While I am sad it is the case, I must admit David+ is correct. When I see that someone is an academic theologian I take anything they say with a very large grain of salt, and remain wary until they are proven innocent, so to speak. All too often a phd is a badge of indoctrination, not knowledge, much less wisdom.
Bless you Alice. Professors who love to teach (and are good at it) are pearls without price. I learned more from three such souls (one in only a single semester-long course) than the couple dozen other professors I encountered over three institutions.
I do not think much of this piece (full disclosure: I have a Ph.D. and I am a History professor). In the first place, the author displays egregious ignorance when he writes:
“Transform the traditional dissertation. In the arts and humanities, where looming cutbacks will be most devastating, there is no longer a market for books modeled on the medieval dissertation, with more footnotes than text.”
The “medieval dissertation?” What medieval dissertation? All medieval degrees, bachelor’s, master’s and the doctorate, were granted after and as a result of a public oral no-holds-barred “disputation” on a subject, or series of subjects, related to the subject-matter which the holder of a doctorate was expected to “profess.” The dissertation was a 19th-Century German innovation which American universities picked up from the 1860s onwards, and British universities barely a century ago. So we see that a wide pool of ignorance lies below the glittering surface of this proposal.

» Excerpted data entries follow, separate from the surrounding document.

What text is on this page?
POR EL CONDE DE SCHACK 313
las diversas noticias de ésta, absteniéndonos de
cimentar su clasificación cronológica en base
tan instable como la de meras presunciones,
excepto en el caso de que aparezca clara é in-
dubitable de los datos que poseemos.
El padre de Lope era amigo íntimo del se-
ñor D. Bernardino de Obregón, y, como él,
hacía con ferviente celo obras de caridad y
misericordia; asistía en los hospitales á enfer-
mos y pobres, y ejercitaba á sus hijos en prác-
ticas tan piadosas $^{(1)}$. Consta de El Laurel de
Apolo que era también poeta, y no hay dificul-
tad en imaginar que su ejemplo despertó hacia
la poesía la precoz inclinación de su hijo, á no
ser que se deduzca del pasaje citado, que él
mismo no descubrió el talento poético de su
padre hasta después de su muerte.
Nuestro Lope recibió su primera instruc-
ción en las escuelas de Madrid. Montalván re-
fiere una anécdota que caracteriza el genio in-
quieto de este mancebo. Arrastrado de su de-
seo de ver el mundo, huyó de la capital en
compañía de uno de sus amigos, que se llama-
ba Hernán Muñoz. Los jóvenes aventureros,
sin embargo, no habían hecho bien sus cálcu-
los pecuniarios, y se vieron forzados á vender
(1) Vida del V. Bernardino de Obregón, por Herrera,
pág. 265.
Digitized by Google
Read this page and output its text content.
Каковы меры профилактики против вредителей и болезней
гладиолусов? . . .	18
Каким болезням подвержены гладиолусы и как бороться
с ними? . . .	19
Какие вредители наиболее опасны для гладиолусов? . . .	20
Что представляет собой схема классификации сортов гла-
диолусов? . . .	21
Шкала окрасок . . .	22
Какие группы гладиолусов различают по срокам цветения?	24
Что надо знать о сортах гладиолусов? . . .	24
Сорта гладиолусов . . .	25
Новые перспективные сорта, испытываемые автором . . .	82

Worse than its ignorance, though, is the faux “revolutionary” nature of the proposal. Since the 1960s (if not the 1940s) there has been a great tendency from the top universities on downwards to the most marginal college to try to sell a college education by stressing how it “opens doors” to “rewarding careers,” and with this comes a proliferation of professional- and commerce-oriented Majors and Minors. In other words, they have flung themselves into the world of pretentious “vocational training” masquerading as “liberal education” or “higher learning.” Taylor’s article is simply one more “daring proposal” to do what his employees and fellow-workers have been doing for the better part of the last half century.
Those who praise his article would, no doubt, have fallen for P. T. Barnum’s sign “To the egress,” thinking it some sort of exotic floral or faunal specimen. “La Trahison des Clercs” also comes to mind.
“A program in ‘Water’? Sounds like a great way to remake universities as machines to promote political agendas.”
I think Taylor, in the midst of a free market rant, stumbles on a pretty good idea: networked departments oriented toward social problems. As long as those departments *complemented* existing ones, that could be quite beneficial. Basically, it all depends on how it’s organized.